I’d like to add that as a trans patient, they were some of the best and most competent health care professionals I’ve ever been seen by.
Update [1:45p]: After following up with the city’s press representative, I was informed that perhaps she would have been more inclined to comment had I reached out before I shared the insights above.
Update [2:24]: It is worth noting that this purported shift in funding comes at a time when, according to this article in the Press Herald, the demographics represented on India Street are changing. “The India Street neighborhood has been the center of some of the most ambitious condo developments in recent years.”
Update [8:21p]: This report from the Portland Press Herald confirms this cut and further details specifics. Regarding the overall budget of which this closure would be a part, the paper reports that “several councilors agreed with the direction of the budget, some raised concerns about the tax increase.”

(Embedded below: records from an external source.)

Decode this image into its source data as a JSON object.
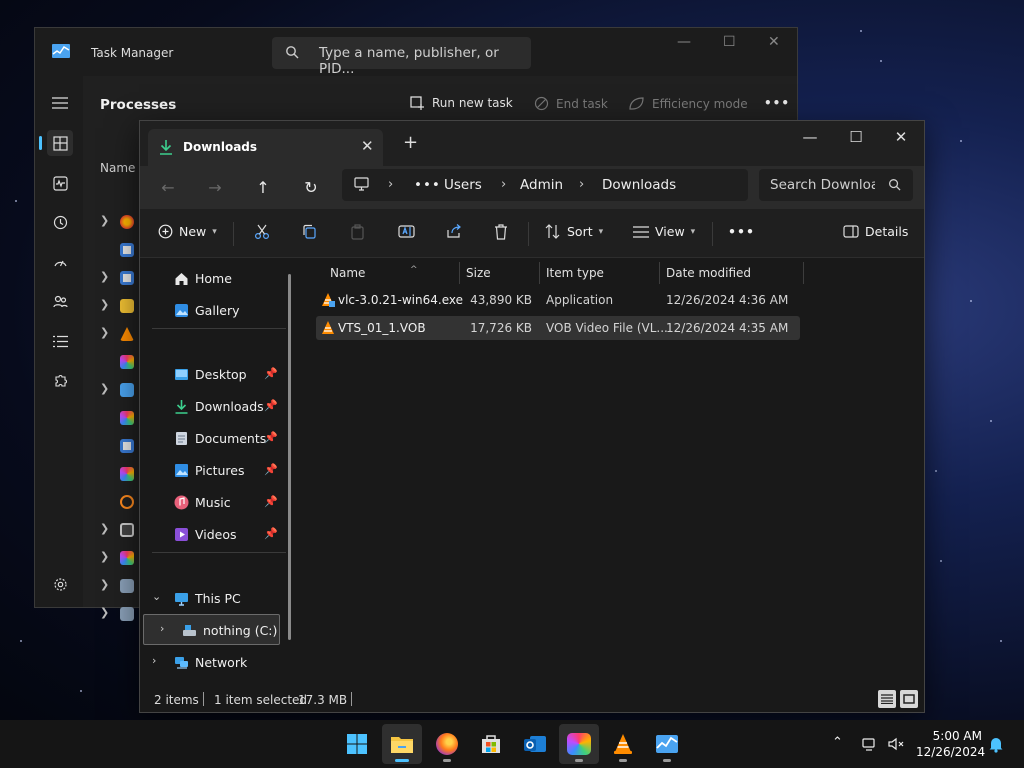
{
  "task_manager": {
    "title": "Task Manager",
    "search_placeholder": "Type a name, publisher, or PID...",
    "section_title": "Processes",
    "toolbar": {
      "run_new_task": "Run new task",
      "end_task": "End task",
      "efficiency_mode": "Efficiency mode",
      "more": "•••"
    },
    "column_name": "Name"
  },
  "explorer": {
    "tab_label": "Downloads",
    "breadcrumb": [
      "Users",
      "Admin",
      "Downloads"
    ],
    "breadcrumb_overflow": "•••",
    "search_placeholder": "Search Downloads",
    "commands": {
      "new": "New",
      "sort": "Sort",
      "view": "View",
      "more": "•••",
      "details": "Details"
    },
    "nav": {
      "home": "Home",
      "gallery": "Gallery",
      "quick_access": [
        "Desktop",
        "Downloads",
        "Documents",
        "Pictures",
        "Music",
        "Videos"
      ],
      "this_pc": "This PC",
      "drive": "nothing (C:)",
      "network": "Network"
    },
    "columns": {
      "name": "Name",
      "size": "Size",
      "type": "Item type",
      "date": "Date modified"
    },
    "files": [
      {
        "name": "vlc-3.0.21-win64.exe",
        "size": "43,890 KB",
        "type": "Application",
        "date": "12/26/2024 4:36 AM",
        "selected": false
      },
      {
        "name": "VTS_01_1.VOB",
        "size": "17,726 KB",
        "type": "VOB Video File (VL...",
        "date": "12/26/2024 4:35 AM",
        "selected": true
      }
    ],
    "status": {
      "items": "2 items",
      "selection": "1 item selected",
      "selection_size": "17.3 MB"
    }
  },
  "taskbar": {
    "time": "5:00 AM",
    "date": "12/26/2024"
  }
}
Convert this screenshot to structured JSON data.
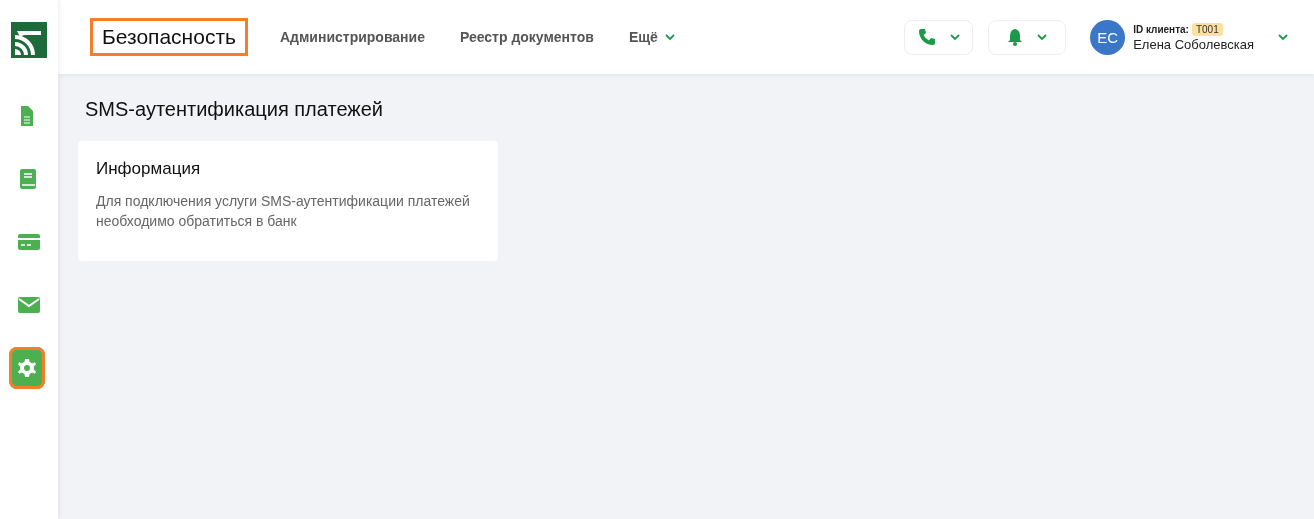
{
  "sidebar": {
    "items": [
      {
        "kind": "document",
        "selected": false,
        "highlighted": false
      },
      {
        "kind": "book",
        "selected": false,
        "highlighted": false
      },
      {
        "kind": "card",
        "selected": false,
        "highlighted": false
      },
      {
        "kind": "mail",
        "selected": false,
        "highlighted": false
      },
      {
        "kind": "settings",
        "selected": true,
        "highlighted": true
      }
    ]
  },
  "header": {
    "section_title": {
      "text": "Безопасность",
      "highlighted": true
    },
    "nav": [
      {
        "label": "Администрирование",
        "dropdown": false
      },
      {
        "label": "Реестр документов",
        "dropdown": false
      },
      {
        "label": "Ещё",
        "dropdown": true
      }
    ],
    "actions": [
      {
        "kind": "phone"
      },
      {
        "kind": "bell"
      }
    ],
    "user": {
      "initials": "ЕС",
      "id_label": "ID клиента:",
      "id_value": "T001",
      "name": "Елена Соболевская"
    }
  },
  "page": {
    "title": "SMS-аутентификация платежей",
    "card": {
      "title": "Информация",
      "text": "Для подключения услуги SMS-аутентификации платежей необходимо обратиться в банк"
    }
  }
}
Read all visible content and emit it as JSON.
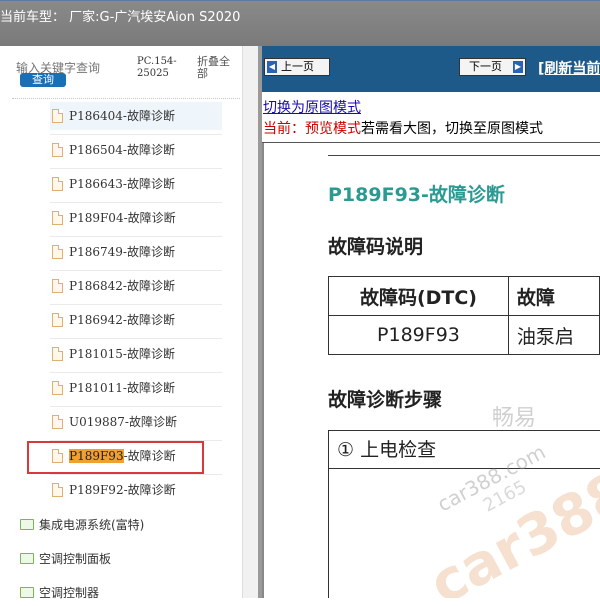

With regard to net losses of city workers, the Press Herald notes that “City Finance Director Brendan O’Connell said in an interview Thursday that there could be a net loss of about 13 full-time equivalent positions, with around 50 jobs being eliminated and another 30 to 40 being created.”
In the same piece, Communications Director Jessica Grondin, who did declined to offer comment after I ran this original piece, is noted for having also declined to make anyone from India Street available to the Press Herald for an interview. She echoed that the closure would eliminate 13.5 full-time equivalent employees.
Of the broader outcry regarding reorganization of services, City Manager Jon Jennings said, “We’re never going to be able to do everything for everybody.”
Update [April 5]: This piece has been edited (specifically Update [8:21p]) to reflect that the projected net loss of city employees is not necessarily specific to those in the public health sector.